# About the “Soaring Number Of Fatal Gun Accidents”



## RedLion (Sep 23, 2015)

Another very large lie from anti-gun fools.....



> As you can see, there is a long term decline in the accidental firearms deaths numbers. In 1900, there were some 2350 reported firearms deaths among 78 million Americans for a purported firearms death rate of 3.5 deaths per 100,000.


to.....



> In 2016 there were some 495 reported firearms deaths among 323,127,513 million Americans for a purported firearms death rate of 0.15 deaths per 100,000.


Imagine that.

About the "Soaring Number Of Fatal Gun Accidents" | Extrano's Alley


----------



## RedLion (Sep 23, 2015)

Where is RJames when we need an opposing view on this?


----------



## Slippy (Nov 14, 2013)

RedLion said:


> Where is RJames when we need an opposing view on this?


I actually felt sorry for @RJAMES on a number of occasions. RJAMES was excellent in discussing homesteading or sustainability subjects. Sadly when RJAMES began interjecting political ideas, the underlying mental illness of libtards became obvious.

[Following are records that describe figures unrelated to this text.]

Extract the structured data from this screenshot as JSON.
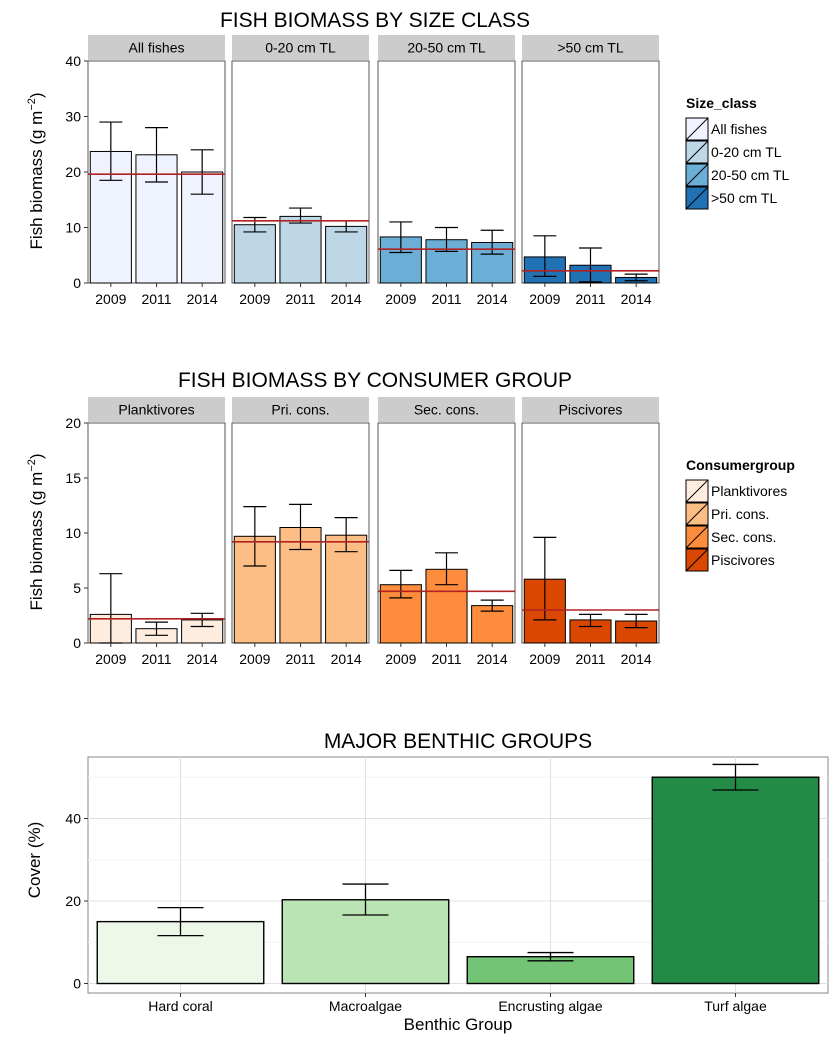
{
  "chart_data": [
    {
      "type": "bar",
      "title": "FISH BIOMASS BY SIZE CLASS",
      "ylabel": "Fish biomass (g m",
      "ylabel_sup": "−2",
      "ylabel_close": ")",
      "ylim": [
        0,
        40
      ],
      "yticks": [
        0,
        10,
        20,
        30,
        40
      ],
      "categories": [
        "2009",
        "2011",
        "2014"
      ],
      "legend": {
        "title": "Size_class",
        "position": "right"
      },
      "panels": [
        {
          "name": "All fishes",
          "color": "#eff3ff",
          "values": [
            23.7,
            23.1,
            20.0
          ],
          "err_low": [
            18.5,
            18.2,
            16.0
          ],
          "err_high": [
            29.0,
            28.0,
            24.0
          ],
          "mean": 19.6
        },
        {
          "name": "0-20 cm TL",
          "color": "#bdd7e7",
          "values": [
            10.5,
            12.0,
            10.2
          ],
          "err_low": [
            9.2,
            10.8,
            9.2
          ],
          "err_high": [
            11.8,
            13.5,
            11.2
          ],
          "mean": 11.2
        },
        {
          "name": "20-50 cm TL",
          "color": "#6baed6",
          "values": [
            8.3,
            7.8,
            7.3
          ],
          "err_low": [
            5.5,
            5.7,
            5.2
          ],
          "err_high": [
            11.0,
            10.0,
            9.5
          ],
          "mean": 6.1
        },
        {
          "name": ">50 cm TL",
          "color": "#2171b5",
          "values": [
            4.7,
            3.2,
            1.0
          ],
          "err_low": [
            1.2,
            0.2,
            0.4
          ],
          "err_high": [
            8.5,
            6.3,
            1.6
          ],
          "mean": 2.2
        }
      ]
    },
    {
      "type": "bar",
      "title": "FISH BIOMASS BY CONSUMER GROUP",
      "ylabel": "Fish biomass (g m",
      "ylabel_sup": "−2",
      "ylabel_close": ")",
      "ylim": [
        0,
        20
      ],
      "yticks": [
        0,
        5,
        10,
        15,
        20
      ],
      "categories": [
        "2009",
        "2011",
        "2014"
      ],
      "legend": {
        "title": "Consumergroup",
        "position": "right"
      },
      "panels": [
        {
          "name": "Planktivores",
          "color": "#feedde",
          "values": [
            2.6,
            1.3,
            2.1
          ],
          "err_low": [
            0.0,
            0.7,
            1.5
          ],
          "err_high": [
            6.3,
            1.9,
            2.7
          ],
          "mean": 2.2
        },
        {
          "name": "Pri. cons.",
          "color": "#fdbe85",
          "values": [
            9.7,
            10.5,
            9.8
          ],
          "err_low": [
            7.0,
            8.5,
            8.3
          ],
          "err_high": [
            12.4,
            12.6,
            11.4
          ],
          "mean": 9.2
        },
        {
          "name": "Sec. cons.",
          "color": "#fd8d3c",
          "values": [
            5.3,
            6.7,
            3.4
          ],
          "err_low": [
            4.1,
            5.3,
            2.9
          ],
          "err_high": [
            6.6,
            8.2,
            3.9
          ],
          "mean": 4.7
        },
        {
          "name": "Piscivores",
          "color": "#d94701",
          "values": [
            5.8,
            2.1,
            2.0
          ],
          "err_low": [
            2.1,
            1.5,
            1.4
          ],
          "err_high": [
            9.6,
            2.6,
            2.6
          ],
          "mean": 3.0
        }
      ]
    },
    {
      "type": "bar",
      "title": "MAJOR BENTHIC GROUPS",
      "xlabel": "Benthic Group",
      "ylabel": "Cover (%)",
      "ylim": [
        -2.3,
        54.9
      ],
      "yticks": [
        0,
        20,
        40
      ],
      "grid": true,
      "categories": [
        "Hard coral",
        "Macroalgae",
        "Encrusting algae",
        "Turf algae"
      ],
      "colors": [
        "#edf8e9",
        "#bae4b3",
        "#74c476",
        "#238b45"
      ],
      "values": [
        15.0,
        20.3,
        6.5,
        50.0
      ],
      "err_low": [
        11.6,
        16.6,
        5.5,
        46.9
      ],
      "err_high": [
        18.4,
        24.1,
        7.5,
        53.1
      ]
    }
  ]
}
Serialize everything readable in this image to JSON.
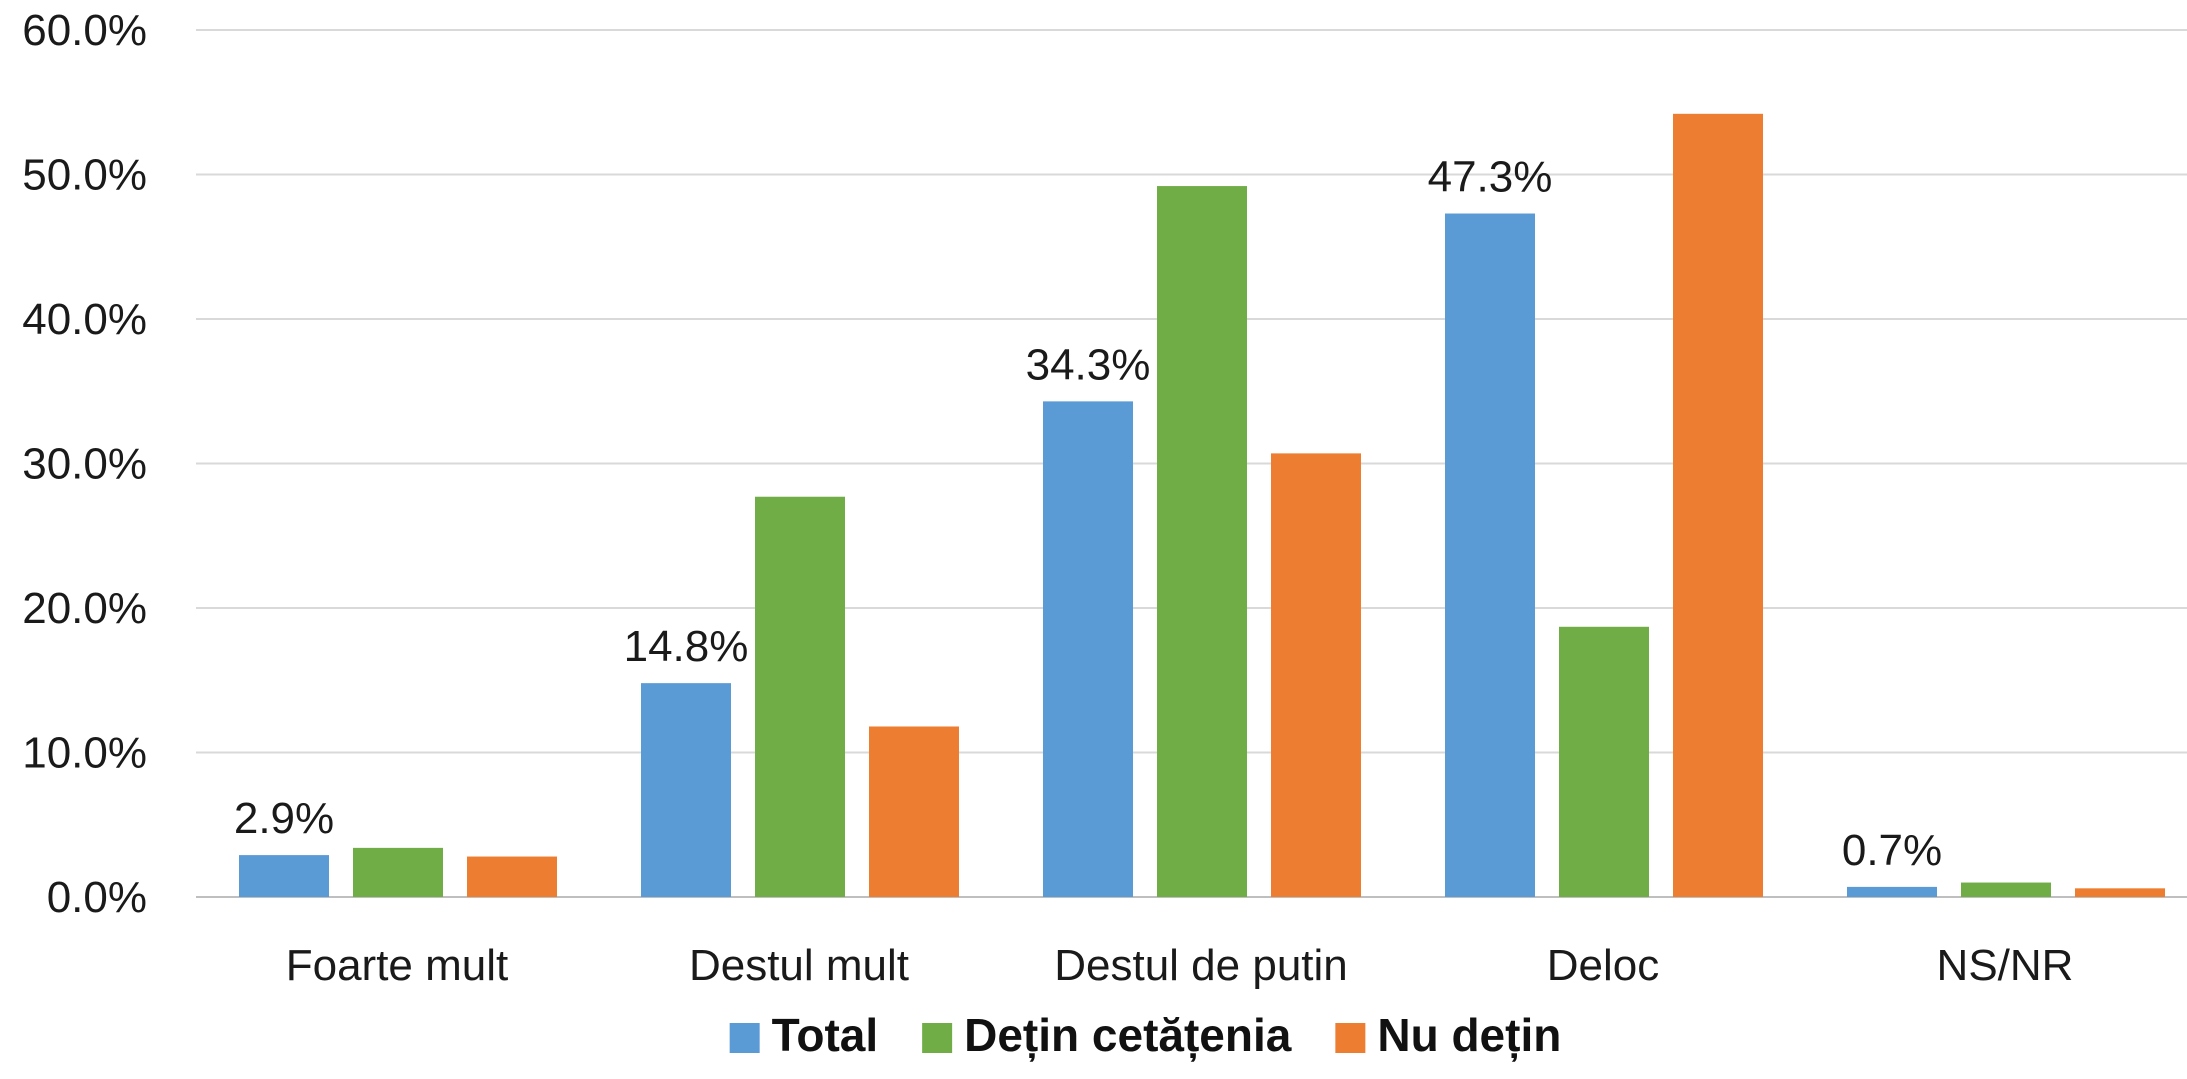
{
  "chart_data": {
    "type": "bar",
    "categories": [
      "Foarte mult",
      "Destul mult",
      "Destul de putin",
      "Deloc",
      "NS/NR"
    ],
    "series": [
      {
        "name": "Total",
        "color": "#5b9bd5",
        "values": [
          2.9,
          14.8,
          34.3,
          47.3,
          0.7
        ]
      },
      {
        "name": "Dețin cetățenia",
        "color": "#70ad47",
        "values": [
          3.4,
          27.7,
          49.2,
          18.7,
          1.0
        ]
      },
      {
        "name": "Nu dețin",
        "color": "#ed7d31",
        "values": [
          2.8,
          11.8,
          30.7,
          54.2,
          0.6
        ]
      }
    ],
    "data_labels": [
      {
        "series": 0,
        "category": 0,
        "text": "2.9%"
      },
      {
        "series": 0,
        "category": 1,
        "text": "14.8%"
      },
      {
        "series": 0,
        "category": 2,
        "text": "34.3%"
      },
      {
        "series": 0,
        "category": 3,
        "text": "47.3%"
      },
      {
        "series": 0,
        "category": 4,
        "text": "0.7%"
      }
    ],
    "yticks": [
      "0.0%",
      "10.0%",
      "20.0%",
      "30.0%",
      "40.0%",
      "50.0%",
      "60.0%"
    ],
    "ylim": [
      0,
      60
    ],
    "grid": true,
    "legend_position": "bottom",
    "title": "",
    "xlabel": "",
    "ylabel": ""
  }
}
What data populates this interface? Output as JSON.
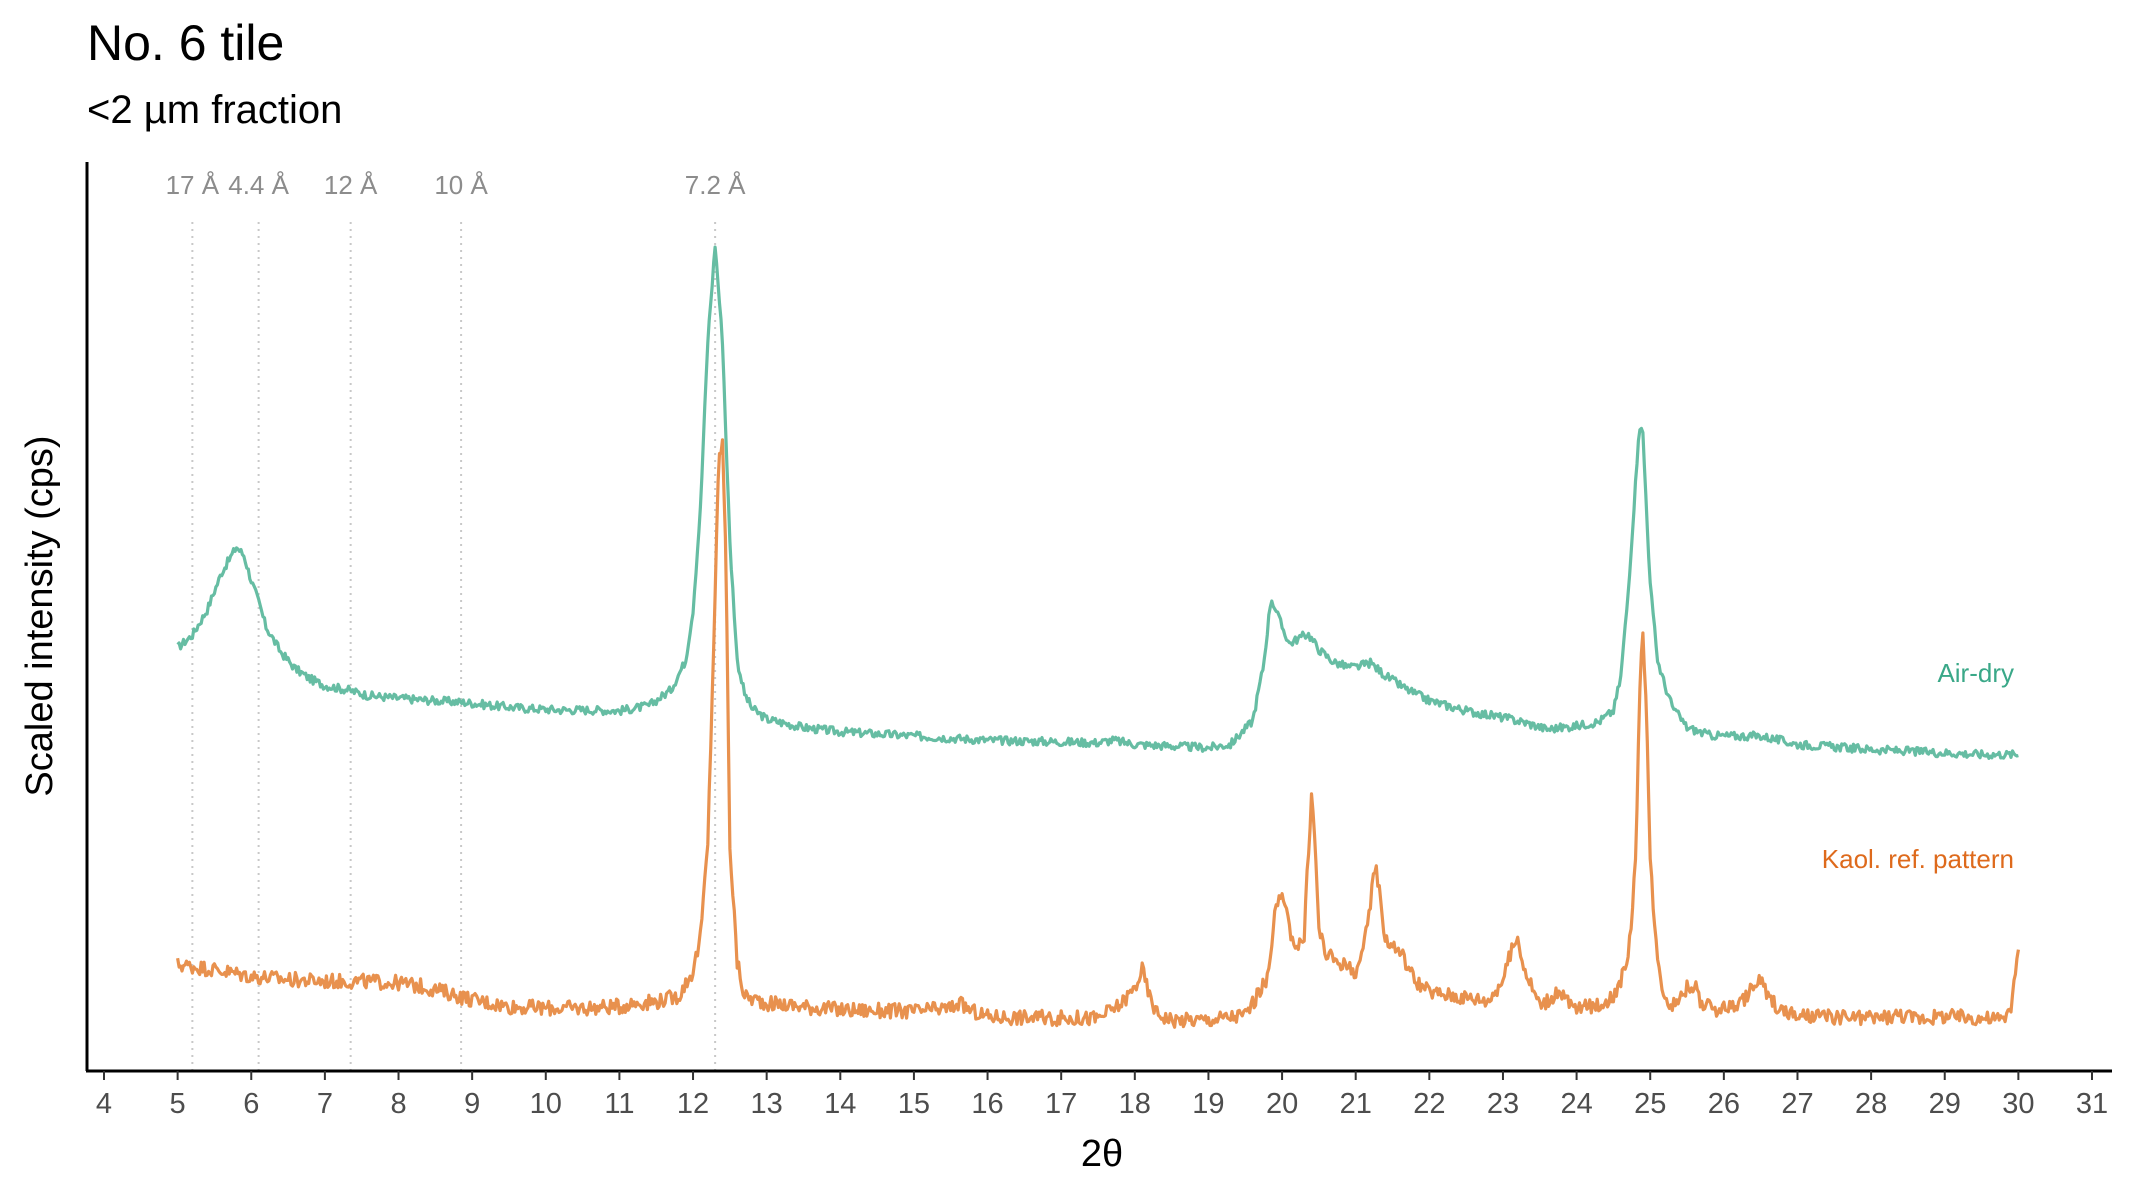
{
  "chart_data": {
    "type": "line",
    "title": "No. 6 tile",
    "subtitle": "<2 µm fraction",
    "xlabel": "2θ",
    "ylabel": "Scaled intensity (cps)",
    "xlim": [
      4,
      31
    ],
    "x_ticks": [
      4,
      5,
      6,
      7,
      8,
      9,
      10,
      11,
      12,
      13,
      14,
      15,
      16,
      17,
      18,
      19,
      20,
      21,
      22,
      23,
      24,
      25,
      26,
      27,
      28,
      29,
      30,
      31
    ],
    "y_ticks_shown": false,
    "grid": false,
    "annotations": [
      {
        "label": "17 Å",
        "x": 5.2
      },
      {
        "label": "4.4 Å",
        "x": 6.1
      },
      {
        "label": "12 Å",
        "x": 7.35
      },
      {
        "label": "10 Å",
        "x": 8.85
      },
      {
        "label": "7.2 Å",
        "x": 12.3
      }
    ],
    "series": [
      {
        "name": "Air-dry",
        "color": "#66bda3",
        "x": [
          5.0,
          5.2,
          5.4,
          5.6,
          5.8,
          5.9,
          6.0,
          6.1,
          6.2,
          6.4,
          6.6,
          6.8,
          7.0,
          7.3,
          7.6,
          8.0,
          8.5,
          8.9,
          9.0,
          9.3,
          9.7,
          10.2,
          10.6,
          11.0,
          11.4,
          11.7,
          11.9,
          12.0,
          12.1,
          12.2,
          12.3,
          12.4,
          12.5,
          12.6,
          12.7,
          12.8,
          13.0,
          13.5,
          14.0,
          15.0,
          16.0,
          17.0,
          17.5,
          17.7,
          18.0,
          19.0,
          19.3,
          19.6,
          19.75,
          19.85,
          20.0,
          20.1,
          20.2,
          20.35,
          20.5,
          20.7,
          20.9,
          21.0,
          21.2,
          21.4,
          21.7,
          22.0,
          22.5,
          23.0,
          23.3,
          23.6,
          24.0,
          24.3,
          24.5,
          24.6,
          24.7,
          24.8,
          24.85,
          24.9,
          25.0,
          25.1,
          25.2,
          25.3,
          25.5,
          25.8,
          26.0,
          26.5,
          27.0,
          28.0,
          29.0,
          29.5,
          30.0
        ],
        "y": [
          0.455,
          0.47,
          0.5,
          0.545,
          0.575,
          0.565,
          0.535,
          0.51,
          0.48,
          0.45,
          0.43,
          0.418,
          0.41,
          0.405,
          0.398,
          0.395,
          0.392,
          0.39,
          0.389,
          0.386,
          0.383,
          0.381,
          0.381,
          0.38,
          0.386,
          0.405,
          0.44,
          0.5,
          0.62,
          0.82,
          0.935,
          0.82,
          0.58,
          0.44,
          0.4,
          0.383,
          0.37,
          0.36,
          0.355,
          0.35,
          0.345,
          0.343,
          0.342,
          0.345,
          0.34,
          0.336,
          0.34,
          0.368,
          0.435,
          0.515,
          0.48,
          0.46,
          0.465,
          0.472,
          0.453,
          0.438,
          0.432,
          0.432,
          0.437,
          0.422,
          0.405,
          0.392,
          0.38,
          0.372,
          0.366,
          0.358,
          0.362,
          0.367,
          0.38,
          0.42,
          0.52,
          0.65,
          0.72,
          0.71,
          0.53,
          0.44,
          0.41,
          0.385,
          0.36,
          0.351,
          0.35,
          0.35,
          0.34,
          0.334,
          0.33,
          0.328,
          0.328
        ]
      },
      {
        "name": "Kaol. ref. pattern",
        "color": "#e8914e",
        "x": [
          5.0,
          5.5,
          6.0,
          6.5,
          7.0,
          7.5,
          8.0,
          8.3,
          8.6,
          9.0,
          9.5,
          10.0,
          10.5,
          11.0,
          11.2,
          11.5,
          11.8,
          12.0,
          12.1,
          12.2,
          12.3,
          12.35,
          12.4,
          12.45,
          12.5,
          12.6,
          12.7,
          13.0,
          13.5,
          14.0,
          15.0,
          15.5,
          15.6,
          15.8,
          16.0,
          17.0,
          17.5,
          17.8,
          18.0,
          18.1,
          18.2,
          18.3,
          18.5,
          19.0,
          19.5,
          19.8,
          19.9,
          20.0,
          20.1,
          20.2,
          20.3,
          20.35,
          20.4,
          20.45,
          20.5,
          20.6,
          20.8,
          21.0,
          21.1,
          21.2,
          21.25,
          21.3,
          21.4,
          21.5,
          21.6,
          21.8,
          22.0,
          22.4,
          22.8,
          23.0,
          23.1,
          23.2,
          23.3,
          23.5,
          23.7,
          23.8,
          23.9,
          24.0,
          24.3,
          24.5,
          24.7,
          24.8,
          24.85,
          24.9,
          24.95,
          25.0,
          25.1,
          25.2,
          25.3,
          25.5,
          25.6,
          25.7,
          25.9,
          26.2,
          26.4,
          26.5,
          26.6,
          26.8,
          27.0,
          28.0,
          28.4,
          28.6,
          29.0,
          29.5,
          29.8,
          29.9,
          29.95,
          30.0
        ],
        "y": [
          0.078,
          0.072,
          0.064,
          0.06,
          0.058,
          0.058,
          0.056,
          0.052,
          0.046,
          0.036,
          0.028,
          0.026,
          0.026,
          0.028,
          0.032,
          0.034,
          0.04,
          0.07,
          0.11,
          0.22,
          0.52,
          0.68,
          0.7,
          0.55,
          0.22,
          0.08,
          0.04,
          0.032,
          0.028,
          0.024,
          0.022,
          0.026,
          0.032,
          0.022,
          0.016,
          0.014,
          0.014,
          0.03,
          0.05,
          0.072,
          0.04,
          0.02,
          0.012,
          0.012,
          0.018,
          0.06,
          0.14,
          0.16,
          0.12,
          0.1,
          0.11,
          0.2,
          0.28,
          0.22,
          0.12,
          0.09,
          0.08,
          0.07,
          0.09,
          0.15,
          0.2,
          0.18,
          0.11,
          0.1,
          0.095,
          0.06,
          0.045,
          0.04,
          0.035,
          0.06,
          0.09,
          0.11,
          0.07,
          0.03,
          0.04,
          0.045,
          0.03,
          0.025,
          0.03,
          0.04,
          0.08,
          0.2,
          0.38,
          0.48,
          0.38,
          0.2,
          0.08,
          0.04,
          0.03,
          0.05,
          0.055,
          0.03,
          0.025,
          0.03,
          0.05,
          0.06,
          0.04,
          0.022,
          0.016,
          0.014,
          0.018,
          0.014,
          0.016,
          0.014,
          0.012,
          0.03,
          0.06,
          0.09
        ]
      }
    ]
  }
}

I sincerely hope RJAMES is getting real psychiatric help and will return.


----------



## Illini Warrior (Jan 24, 2015)

sad part of that real fact is that 495 deaths can be reduced substantially by just using some damn common sense >>> quite a few are little kids getting ahold of a weapon that needs to be just secured better ....


----------



## RedLion (Sep 23, 2015)

Illini Warrior said:


> sad part of that real fact is that 495 deaths can be reduced substantially by just using some damn common sense >>> quite a few are little kids getting ahold of a weapon that needs to be just secured better ....


and as said in the article.....


> The overwhelming majority of those children were inner city kids who had been *repeatedly denied life saving gun safety programs. *


----------



## The Tourist (Jun 9, 2016)

So, now we're supposed to teach inner city kids how to shoot straighter? Will these classes take place before or after they deliver their day's load of drugs?


----------